Si ce n'est pas vous qui les partagez sciemment, ce sera via une erreur d’inattention lors de l’installation ou la réinstallation de Facebook Messenger ; si ce n'est pas via Facebook Messenger, ce sera via une application tierce qui vous demandera l'autorisation d'accéder à vos contacts et qui les cafardera à Facebook ; si ce n'est pas par une application tierce, ce sera par l'intermédiaire de l'ensemble de vos amis, car oui, si toi tu ne partages pas ton répertoire avec Facebook, peut-être que l'intégralité de tes amis le partagent et offrent donc à Facebook la possibilité d'avoir par recoupement ton carnet d'adresses. Avec plus de 2 milliards d'utilisateurs c'est d'ailleurs très probable. La défense individuelle contre ce genre de poulpe géant, ça ne fonctionne pas. Les cryptoparties c'est bon, mais pas suffisant.
Briser Facebook
Il faut agir collectivement, au niveau législatif. Il faut briser le monopole de Facebook, car oui, avec 2 milliards d'utilisateurs, on peut parler de monopole. Il est inconcevable qu'une société privée puisse posséder les contacts et relations de 2 milliards de personnes. Une telle masse de données réunie en un seul endroit est une bombe à retardement pour le respect de la vie privée et – pire – pour la démocratie. Cette bombe a déjà explosé lors de l'affaire Cambridge Analytica. Contrairement à ce que veut faire croire Zuckerberg, ce n'est pas un accident de parcours. C'est une conséquence logique, structurelle, du fonctionnement de son réseau social ainsi que l'explique le journaliste John Harris dans le Guardian :
(...) beneath all the bromides about “bringing the world closer together” gushed out by its founder and CEO Mark Zuckerberg, and the joy of posting your holiday pictures, Facebook’s employees tirelessly work to amass as much data as they can about users and their online friends and make vast amounts of money by facilitating micro-targeting by advertisers.

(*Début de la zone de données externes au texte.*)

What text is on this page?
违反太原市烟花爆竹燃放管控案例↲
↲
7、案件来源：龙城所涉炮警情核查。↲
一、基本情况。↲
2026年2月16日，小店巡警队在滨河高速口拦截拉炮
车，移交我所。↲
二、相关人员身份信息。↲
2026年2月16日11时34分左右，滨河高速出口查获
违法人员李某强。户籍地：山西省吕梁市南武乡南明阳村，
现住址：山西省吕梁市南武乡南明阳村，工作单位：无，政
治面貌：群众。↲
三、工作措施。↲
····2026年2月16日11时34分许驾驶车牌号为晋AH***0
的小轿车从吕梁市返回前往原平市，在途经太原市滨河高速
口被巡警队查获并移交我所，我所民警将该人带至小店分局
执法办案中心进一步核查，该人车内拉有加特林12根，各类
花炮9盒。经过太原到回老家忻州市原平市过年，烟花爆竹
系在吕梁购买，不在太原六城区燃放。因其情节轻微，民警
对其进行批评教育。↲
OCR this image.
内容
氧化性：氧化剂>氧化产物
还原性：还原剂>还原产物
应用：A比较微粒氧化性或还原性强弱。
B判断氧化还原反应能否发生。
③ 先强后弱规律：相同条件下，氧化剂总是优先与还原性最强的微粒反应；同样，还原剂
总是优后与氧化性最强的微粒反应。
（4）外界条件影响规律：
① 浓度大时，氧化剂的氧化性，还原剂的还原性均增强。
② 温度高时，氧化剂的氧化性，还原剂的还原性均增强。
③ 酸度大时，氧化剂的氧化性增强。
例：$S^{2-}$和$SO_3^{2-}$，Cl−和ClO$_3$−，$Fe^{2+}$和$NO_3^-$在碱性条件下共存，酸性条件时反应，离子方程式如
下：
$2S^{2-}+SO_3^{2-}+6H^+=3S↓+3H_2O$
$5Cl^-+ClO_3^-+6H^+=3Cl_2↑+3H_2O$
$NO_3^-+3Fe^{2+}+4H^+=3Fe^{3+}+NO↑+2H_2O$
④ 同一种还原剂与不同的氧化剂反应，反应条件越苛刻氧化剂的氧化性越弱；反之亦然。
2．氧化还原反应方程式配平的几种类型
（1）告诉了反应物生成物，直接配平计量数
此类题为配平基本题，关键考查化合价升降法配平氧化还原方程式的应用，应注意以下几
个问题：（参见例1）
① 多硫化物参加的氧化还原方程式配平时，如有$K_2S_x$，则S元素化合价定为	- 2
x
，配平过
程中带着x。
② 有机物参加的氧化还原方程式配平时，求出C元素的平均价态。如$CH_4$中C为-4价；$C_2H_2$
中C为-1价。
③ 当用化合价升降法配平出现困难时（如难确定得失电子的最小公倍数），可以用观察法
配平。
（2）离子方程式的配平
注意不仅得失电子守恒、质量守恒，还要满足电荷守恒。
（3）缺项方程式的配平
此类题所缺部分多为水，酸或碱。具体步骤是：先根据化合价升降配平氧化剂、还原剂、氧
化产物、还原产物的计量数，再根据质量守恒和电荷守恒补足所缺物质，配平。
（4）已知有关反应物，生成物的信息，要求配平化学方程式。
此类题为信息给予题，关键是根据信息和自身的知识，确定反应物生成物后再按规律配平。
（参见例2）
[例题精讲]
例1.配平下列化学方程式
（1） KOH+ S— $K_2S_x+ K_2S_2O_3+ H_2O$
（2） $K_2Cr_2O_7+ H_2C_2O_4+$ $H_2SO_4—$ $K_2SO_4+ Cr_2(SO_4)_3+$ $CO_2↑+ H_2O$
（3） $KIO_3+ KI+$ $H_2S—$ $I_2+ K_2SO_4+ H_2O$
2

Pour mémoire en 1890 aux États-Unis, la loi Sherman a permis de supprimer le monopole de la Standard Oil aux États-Unis. Le sénateur John Sherman lui même déclarait : Si nous refusons qu'un roi gouverne notre pays, nous ne pouvons accepter qu'un roi gouverne notre production, nos transports ou la vente de nos produits. Zuckerberg ne se comporte pas (pas encore) en roi mais sa firme est en position de les faire et de les défaire. Il faut briser Facebook et vite.
- Il faut s'entendre sur le mot “consentement”. Si donner son consentement c'est répondre à une question posé en langage de développeur sur les permissions de vos applications, alors oui, j'ai donné mon consentement. Si donner son consentement c'est accepter avec un jugement éclairé une proposition dont les conséquences sont clairement expliquées (par exemple “si tu cliques sur autoriser cette application à accéder à tes contacts, tout ton carnet d'adresse pourra être transmis à un tiers sans que tu ne sois mis au courant, parce que une fois que tu as donné ton consentement, je fais ce que je veux avec tes données”) et bien non, je n'ai pas donné mon consentement.